By 2015, Kansas University would like all incoming students to have high-quality academic backgrounds, be active in extracurriculars and have a focus on community service.
The university would like all graduates to meet certain benchmarks, such as having an interest and capacity for research, being aware of global issues and diversity, and exhibiting strong communication and interpersonal skills.
As part of an effort to develop a new strategic plan for KU, three task forces developed those recommendations and 15 others to improve KU over the next seven years. The recommendations were released Tuesday by KU so all faculty, staff and students can make comments. The community will be invited to offer similar comments later this summer.
"It's still very much a work in progress," KU Chancellor Robert Hemenway said. "The three task forces met and made these recommendations. Now we've asked people within the university community to respond."
The plan, called Initiative 2015, is the first universitywide strategic planning exercise since Initiative 2001 was created shortly after Hemenway arrived at KU in the mid 1990s, said KU spokesman Kevin Boatright.

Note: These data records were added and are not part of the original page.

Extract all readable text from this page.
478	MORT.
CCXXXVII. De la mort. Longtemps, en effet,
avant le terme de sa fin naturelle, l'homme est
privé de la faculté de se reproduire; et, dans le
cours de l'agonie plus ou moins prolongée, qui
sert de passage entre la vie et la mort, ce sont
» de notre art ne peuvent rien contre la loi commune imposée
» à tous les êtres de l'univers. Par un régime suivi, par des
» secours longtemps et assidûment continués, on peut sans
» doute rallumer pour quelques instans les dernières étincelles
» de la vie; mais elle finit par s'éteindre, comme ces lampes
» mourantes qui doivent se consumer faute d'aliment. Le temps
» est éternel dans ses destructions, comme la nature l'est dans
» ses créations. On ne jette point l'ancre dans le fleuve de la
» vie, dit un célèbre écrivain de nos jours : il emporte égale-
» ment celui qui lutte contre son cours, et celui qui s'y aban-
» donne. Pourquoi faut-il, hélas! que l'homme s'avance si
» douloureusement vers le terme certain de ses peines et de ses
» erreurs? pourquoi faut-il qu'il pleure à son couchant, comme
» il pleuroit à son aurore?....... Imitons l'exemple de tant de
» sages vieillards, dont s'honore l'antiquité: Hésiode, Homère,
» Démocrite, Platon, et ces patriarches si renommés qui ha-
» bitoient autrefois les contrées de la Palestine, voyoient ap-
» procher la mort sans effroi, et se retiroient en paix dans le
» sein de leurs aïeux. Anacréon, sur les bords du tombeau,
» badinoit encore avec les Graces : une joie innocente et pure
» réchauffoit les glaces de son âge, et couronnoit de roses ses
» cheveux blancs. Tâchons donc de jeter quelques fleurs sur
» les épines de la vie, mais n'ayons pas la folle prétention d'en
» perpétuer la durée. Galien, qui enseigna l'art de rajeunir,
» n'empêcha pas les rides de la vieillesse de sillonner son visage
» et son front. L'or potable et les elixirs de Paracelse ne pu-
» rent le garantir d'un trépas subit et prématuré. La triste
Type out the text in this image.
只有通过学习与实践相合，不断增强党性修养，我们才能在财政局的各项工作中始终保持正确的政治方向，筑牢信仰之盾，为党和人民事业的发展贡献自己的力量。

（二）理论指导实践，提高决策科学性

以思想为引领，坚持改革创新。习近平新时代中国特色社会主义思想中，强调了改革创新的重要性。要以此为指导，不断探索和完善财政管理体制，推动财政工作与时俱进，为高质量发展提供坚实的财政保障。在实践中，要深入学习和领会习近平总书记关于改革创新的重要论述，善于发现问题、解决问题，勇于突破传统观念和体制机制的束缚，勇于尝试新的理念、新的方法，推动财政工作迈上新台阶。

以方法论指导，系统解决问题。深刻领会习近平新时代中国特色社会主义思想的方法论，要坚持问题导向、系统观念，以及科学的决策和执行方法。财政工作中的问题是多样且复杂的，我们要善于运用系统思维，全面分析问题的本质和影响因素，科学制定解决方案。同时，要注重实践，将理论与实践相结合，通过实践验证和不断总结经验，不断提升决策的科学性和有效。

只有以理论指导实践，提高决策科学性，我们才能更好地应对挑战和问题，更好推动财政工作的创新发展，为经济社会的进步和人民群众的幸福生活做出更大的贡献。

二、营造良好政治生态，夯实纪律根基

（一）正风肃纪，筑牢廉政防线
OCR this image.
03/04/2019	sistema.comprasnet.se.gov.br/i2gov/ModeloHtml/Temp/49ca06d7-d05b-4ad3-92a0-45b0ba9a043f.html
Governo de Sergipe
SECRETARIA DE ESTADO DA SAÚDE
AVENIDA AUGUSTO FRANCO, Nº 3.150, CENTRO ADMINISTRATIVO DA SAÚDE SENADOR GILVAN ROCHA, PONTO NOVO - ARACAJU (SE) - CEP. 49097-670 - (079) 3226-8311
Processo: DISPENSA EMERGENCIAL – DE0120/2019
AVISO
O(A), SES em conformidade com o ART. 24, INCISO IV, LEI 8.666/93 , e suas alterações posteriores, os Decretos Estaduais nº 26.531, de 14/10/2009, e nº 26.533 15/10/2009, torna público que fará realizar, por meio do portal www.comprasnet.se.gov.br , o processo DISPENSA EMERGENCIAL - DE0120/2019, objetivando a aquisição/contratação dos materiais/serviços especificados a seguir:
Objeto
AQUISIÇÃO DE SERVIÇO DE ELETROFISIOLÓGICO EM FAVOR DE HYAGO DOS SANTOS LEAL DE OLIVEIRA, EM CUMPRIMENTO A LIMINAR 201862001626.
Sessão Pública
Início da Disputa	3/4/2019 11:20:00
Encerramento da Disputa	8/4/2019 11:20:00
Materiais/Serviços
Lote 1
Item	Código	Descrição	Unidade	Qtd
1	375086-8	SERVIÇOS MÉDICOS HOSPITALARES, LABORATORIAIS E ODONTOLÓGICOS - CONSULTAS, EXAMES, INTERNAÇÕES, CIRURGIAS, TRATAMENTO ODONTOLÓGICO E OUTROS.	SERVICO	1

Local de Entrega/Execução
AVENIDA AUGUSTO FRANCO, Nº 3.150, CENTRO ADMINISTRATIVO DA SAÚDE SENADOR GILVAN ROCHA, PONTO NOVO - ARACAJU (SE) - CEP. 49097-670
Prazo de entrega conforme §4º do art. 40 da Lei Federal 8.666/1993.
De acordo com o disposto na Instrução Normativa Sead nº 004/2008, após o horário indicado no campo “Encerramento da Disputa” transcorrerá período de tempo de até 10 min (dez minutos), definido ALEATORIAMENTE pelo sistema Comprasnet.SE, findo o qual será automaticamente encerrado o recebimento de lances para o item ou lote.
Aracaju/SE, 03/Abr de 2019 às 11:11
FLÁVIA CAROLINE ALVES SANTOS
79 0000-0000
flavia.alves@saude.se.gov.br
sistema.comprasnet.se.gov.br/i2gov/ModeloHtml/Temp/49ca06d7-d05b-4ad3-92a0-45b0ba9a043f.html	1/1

Hemenway said he was pleased with recommendations in the report, which centers on three main themes: Teaching and Learning, Discovering and Innovating, and Working for Kansas.
"I think there's a lot of good recommendations from the task forces, but there's no question there will be tweaks and changes," he said.
Hemenway said he would like campus members to have completed reviewing the document by July 1, at which point it could be brought out to the Kansas community at large.
In addition to sketching out the desired qualities for incoming students, it sets out two possible methods for admitting students with those qualities: telling educators that's what KU wants, and convincing the Legislature to adjust admission standards.
"Some of the proposals dealing with admissions may take longer to achieve because we need to work with the Board of Regents and the Legislature," Boatright said.
But other proposals in the strategic plan could be implemented soon. Among those are identifying the skills that every graduate should have.
Learner outcomes, as this is sometimes known, has been a major issue nationally and is a focus of the Kansas Board of Regents.
"There's no reason why we too shouldn't have a focus on that," Hemenway said.
Initiative 2015 is designed to coincide with the next accreditation of the university. When the university was accredited in 2005, some issues identified included those addressed in the report.
Boatright said, however, 2015 shouldn't be seen as a deadline but as a target.